Именно по этим соображениям Андрей Иванович отвел Желвакова, который тоже просился в метальщика. Предполагалось, что под руководством опытных и испытанных боевиков юные революционеры сумеют достойно выполнить поручение. Стойкость и мужество их предварительно проверялись. Например, в конце 1880 г. были получены типографские принадлежности. Предстояло взять их с почты, что было сопряжено со значительным риском. Опасный груз предложили оставить на конспиративную квартиру Рысакову. Рысаков удачно справился с поручением. Спустя некоторое время ему дали вторую накладную, он и на этот аз не оплошал. Наконец, Рысаков был намечен только третьим метальщиком.

Что представляли собою метательные снаряды?

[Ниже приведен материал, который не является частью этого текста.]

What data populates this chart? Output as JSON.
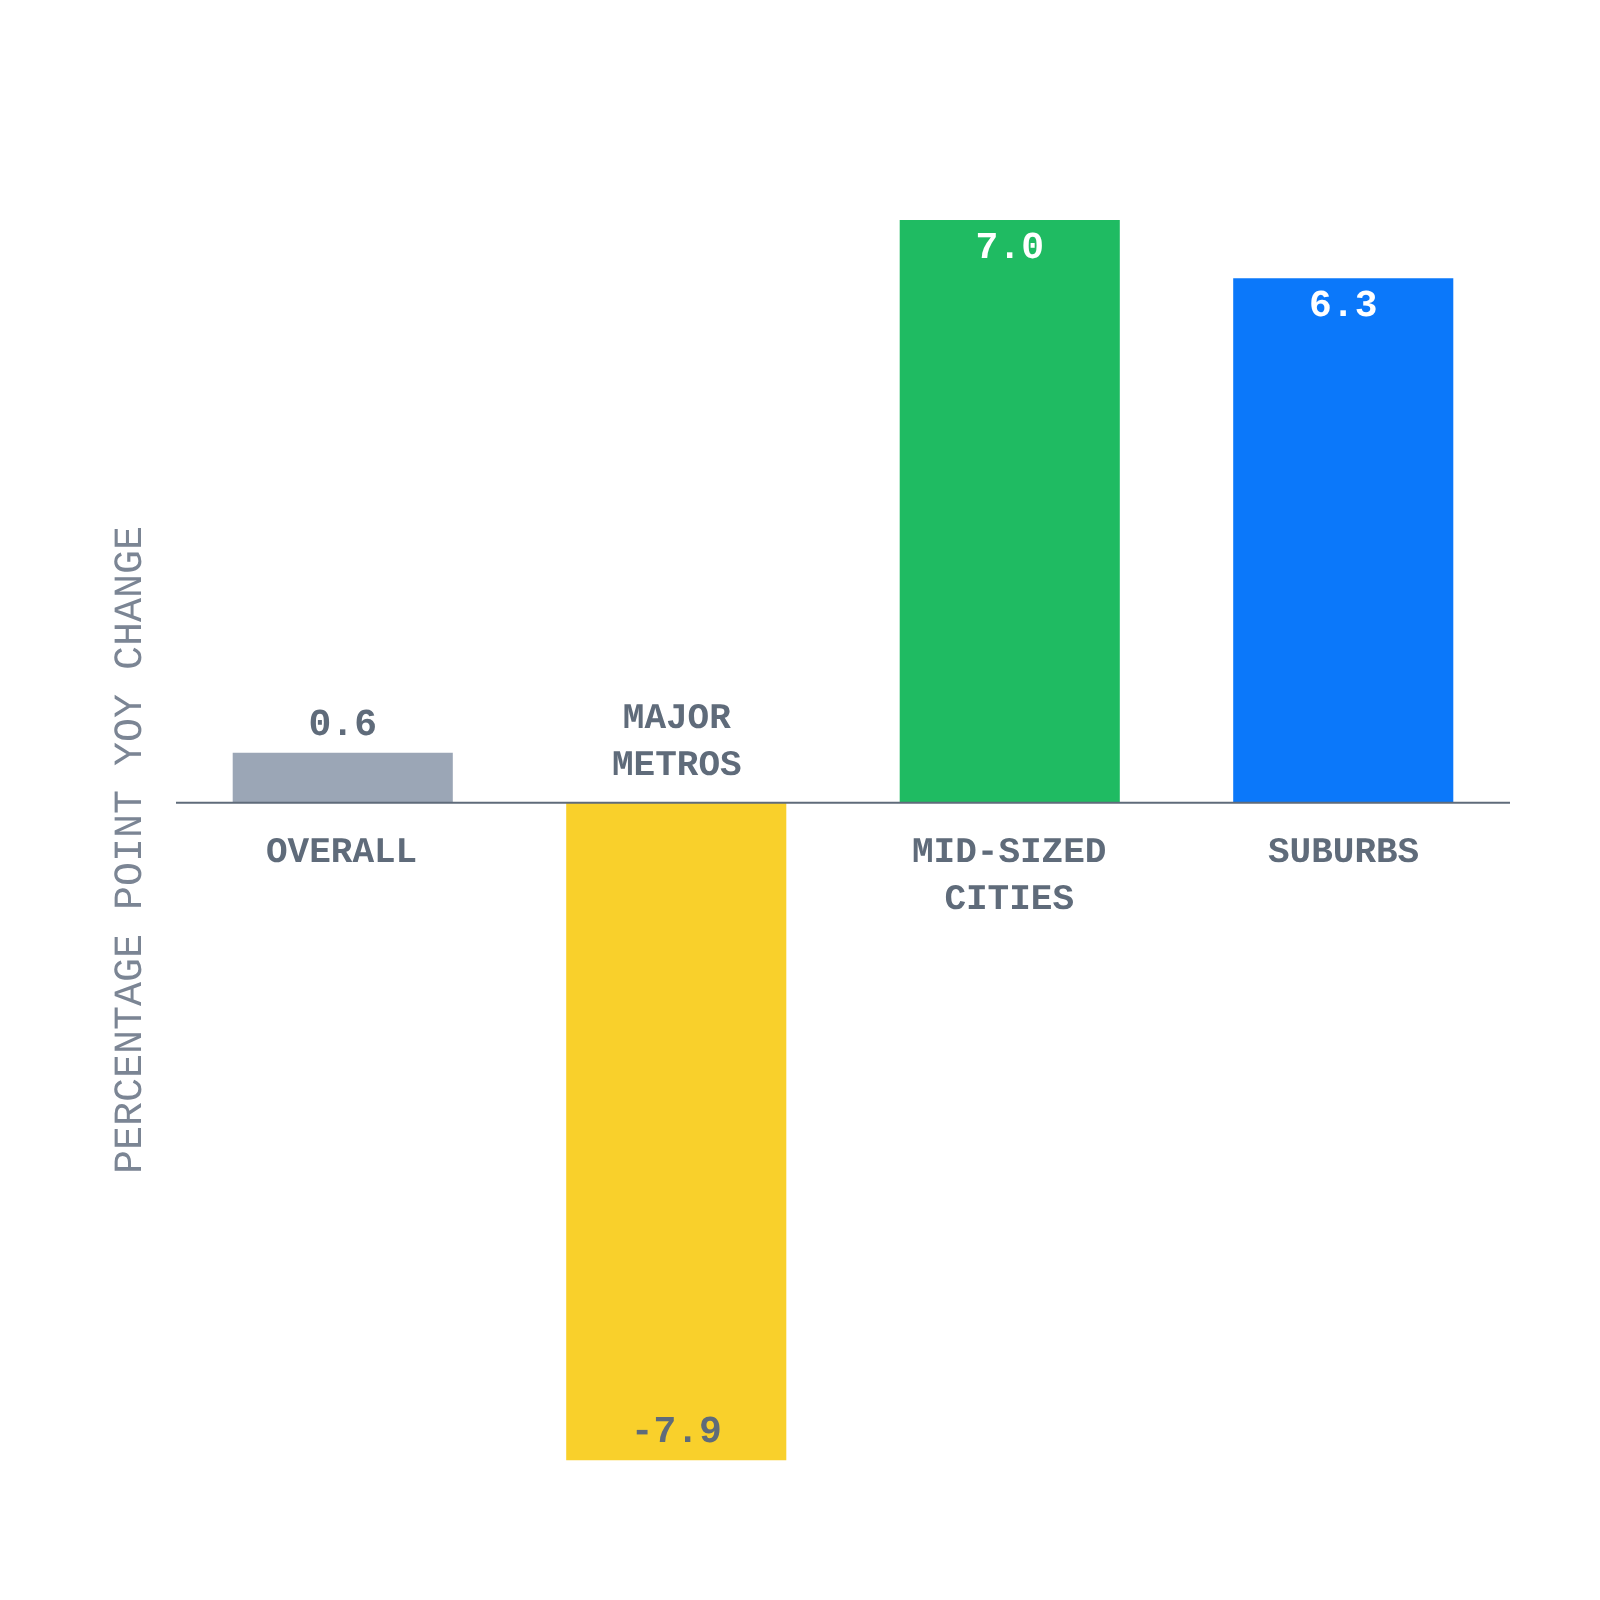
{
  "chart_data": {
    "type": "bar",
    "ylabel": "PERCENTAGE POINT YOY CHANGE",
    "categories": [
      "OVERALL",
      "MAJOR METROS",
      "MID-SIZED CITIES",
      "SUBURBS"
    ],
    "values": [
      0.6,
      -7.9,
      7.0,
      6.3
    ],
    "colors": [
      "#9ba6b6",
      "#f9d02b",
      "#1fbb62",
      "#0b78fa"
    ],
    "value_labels": [
      "0.6",
      "-7.9",
      "7.0",
      "6.3"
    ],
    "legend": false
  }
}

Кибальчич на суде о них рассказывал:

— Я предлагал несколько типов, метательных снарядов, отличавшихся между собой по приспособлению для получения огня, сообщающего взрыв динамиту, и только в последнее время придумал данную форму снаряда. Огонь по стопину передается моментально и, следовательно, взрыв должен произойти в то мгновение, как только снаряд ударится о препятствие… (Из показаний Н. И. Кибальчича).

О днях, проведенных Желябовым перед 1 марта, мы таем мало. Суханов впоследствии на суде показал: и двадцатых числах февраля он, по предложению Желябова, стал ходить в лавку Кобозева и там работать. 24 февраля Андрей Иванович приводит в лавку для работы своего друга Тригони.

26 февраля у Желябова был Меркулов и по его получению отвез в лавку несколько холщевых мешков. Желябов и этим занимался.

27 февраля Меркулов встретился с Желябовым у Тригони. Тригони говорил Желябову, что в лавке работа встречает затруднения.

— Пожалуй, еще не поспеем,

Меркулов получил от Желябова большую бутыль, фунтов 10 весом, завязанную в мешок; бутыль надо было доставить в лавку сыров.

По этим отрывочным сведениям можно судить, на сколько разнообразна была в эти дни деятельность Андрея Ивановича.

Нет, он отнюдь не чувствовал себя в тупике.